Surveys are not the best way to measure the performance of Australian universities
- Written by Tim Pitman, Senior Researcher Fellow, Curtin University
Depending on who’s doing the reading, the 2017 Employer Satisfaction Survey shows the overwhelming majority of employers think graduates are well-prepared for jobs. Or it might show universities need to do more to address the needs of graduates and employers. Or even that universities are not delivering to businesses.
Concerns about whether universities are doing enough to make graduates job-ready are not new. As higher education policy expert Andrew Norton observed recently, this issue was alive in the early 70s.
In fact, you can go back in time even further. In the 1950s, the Report of the Committee on Australian Universities called upon both universities and government to do more to work with industry to identify future labour demand and offer courses accordingly.
Read more: Five myths about Australian university graduate outcomes
The release of the latest Graduate Ouctomes Survey had a similar effect in focussing attention on higher education performance.
A focus on graduate employability is not surprising. What is surprising is we are using mostly the same ways of measuring university performance we have for decades, when more accurate means exist.
Why the way we use the surveys is flawed
Like all surveys, the Employer Satisfaction Survey has to account for and overcome a number of elements that can affect the validity of the results. For example, 4,348 survey responses sounds like a lot, but this represents only 9.3% of all possible employer contacts.
Also, the way employers are contacted is a problem. It’s the graduate who’s contacted and invited to provide their supervisor’s details to the survey team. So the surveyors start out with almost 100,000 graduate contacts, of whom less than 10% provide their supervisor’s details and of those supervisors, less than half participate in the survey.
Another issue is the survey relies largely on subjective measurements of perception. For example, data shows the supervisors of graduates are more likely than the graduates themselves to think the graduate’s qualification is important. Two perceptions of the same qualification in the same context - which one, if either, is right?
ShutterstockThe Graduate Outcomes Survey also relies on graduates being willing to complete the survey. The latest survey had a response rate of 45%, which is very good for surveys. But the survey is sent out only four months after graduation. It does not, then, necessarily reflect the short - let alone medium or long-term - employment prospects for the individual.
This is not to say the methodologies underpinning these surveys are not robust, or the Social Research Centre, who deliver the surveys, are not experts in their field. It is and they are. When a survey is the best option for gathering data, then these types of survey should be run. But we shouldn’t be using findings such as these to measure university performance, when there are better options available.
The missing link
For decades now, there has been an administrative link between a graduate’s education and taxation records. If domestic students have ever wondered why they are issued with a Commonwealth Higher Education Student Support Number (CHESSN), and why they need to provide their Tax File Number (TFN) to the university, this is the reason.
The CHESSN tracks their educational history, even when they change courses or institutions. Consequently it keeps track of their HECS-HELP debt.

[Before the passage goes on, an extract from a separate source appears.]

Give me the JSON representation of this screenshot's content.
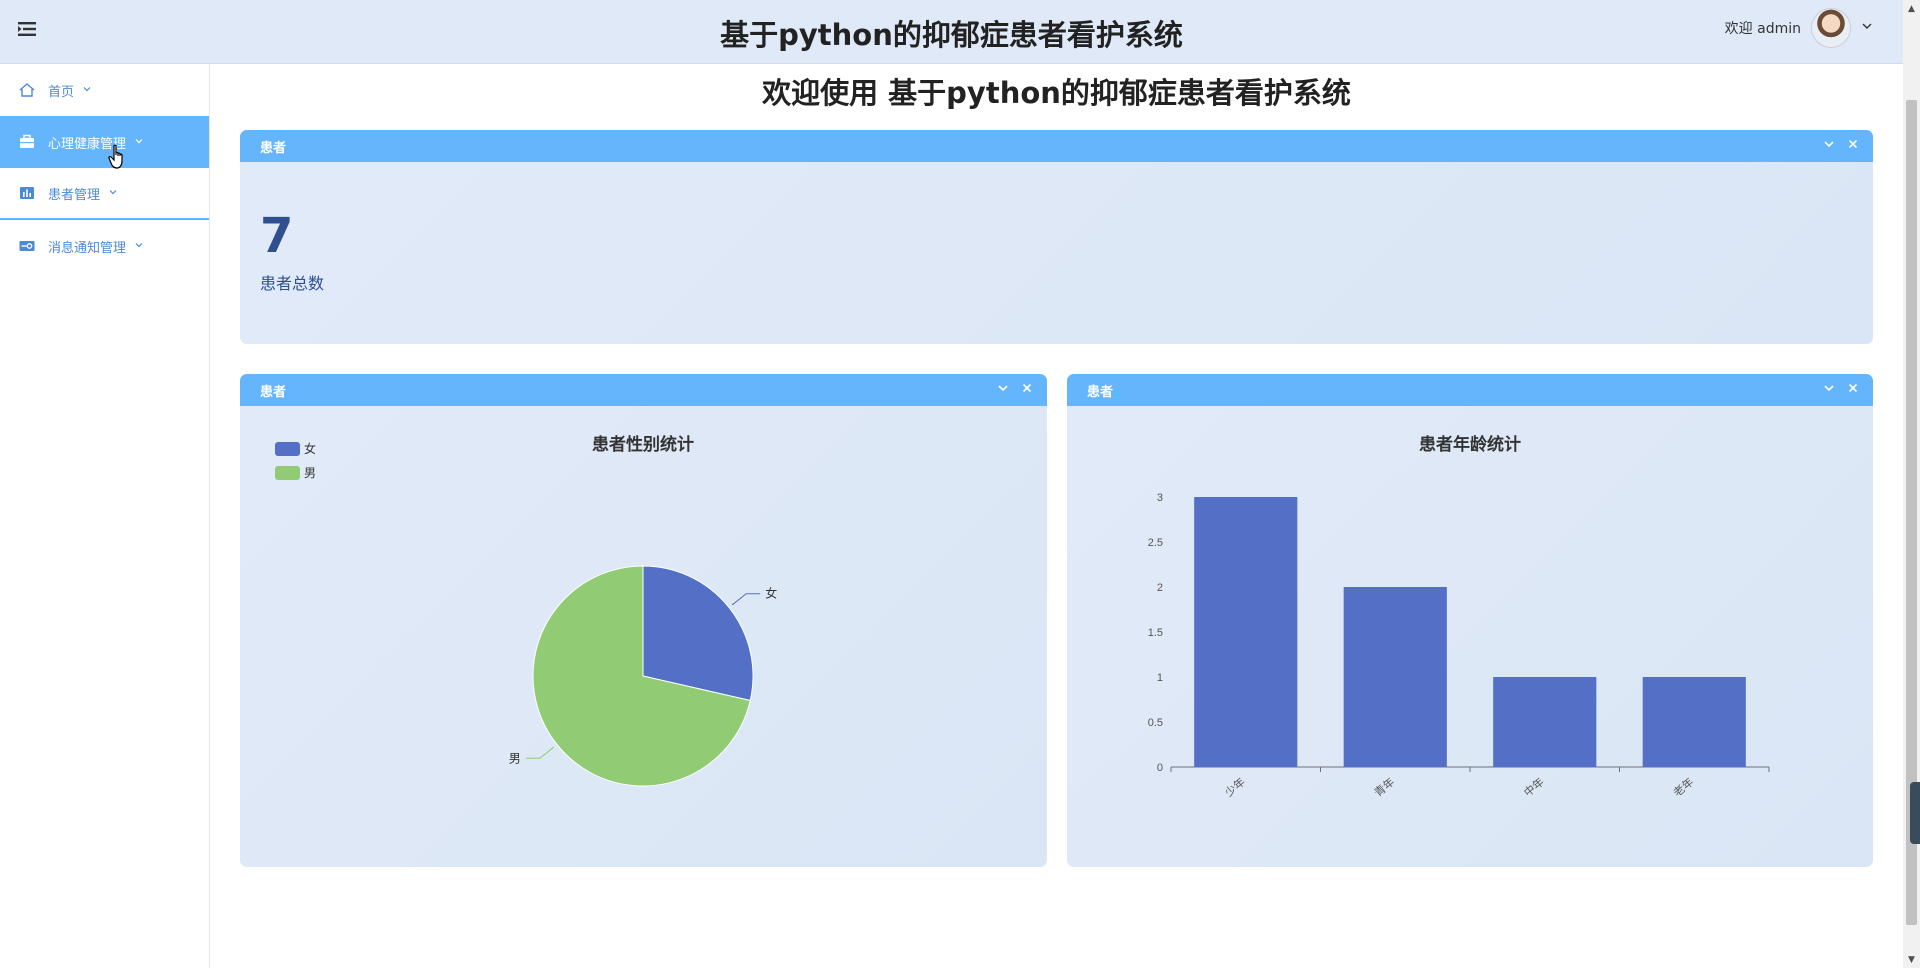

By linking the CHESSN to the TFN, a record of the debt can be provided to the Australian Taxation Office, for future collection.
This administrative link could also be used to provide accurate and detailed longitudinal analyses of which jobs all graduates end up in, not just those motivated to respond to a survey. As time passes - or by going back further into the records - detailed pictures can be provided about how graduates perform over time, which organisations recruit and retain the most graduates, which courses show evidence of greater graduate mobility, actual lifetime earnings (as opposed to predicted), and so on.
ShutterstockGraduate outcomes would also be better contextualised against non-graduate outcomes, as well as national and international labour market trends. One-off, or purpose-specific analyses could be more easily provided to address specific government or community concerns as and when they arise.
If the government were to make key findings of these analyses publicly-available on a regular basis, students, politicians and policymakers would be able to make much more informed decisions regarding future study requirements. The current surveys would still be important, as they can provide additional information government records cannot. But when it comes to measuring university performance, hard data is the key.
Read more: The problem isn’t unskilled graduates, it’s a lack of full-time job opportunities
Linking government records in this way is a sensitive issue. It would almost certainly require specific legislation, to ensure privacy of data. The current arrangement between the Department of Education and Training and the ATO is restricted, essentially, to the Department providing only the basic information required to report the student debt. The legislation at the time was not designed to allow wider sharing of student information between the two organisations.
Also, there would need to be a significant investment in the right infrastructure and systems to ensure the data was protected and analysed appropriately. Given the centrality of graduate employability to government higher education policy, now might be the time for this investment.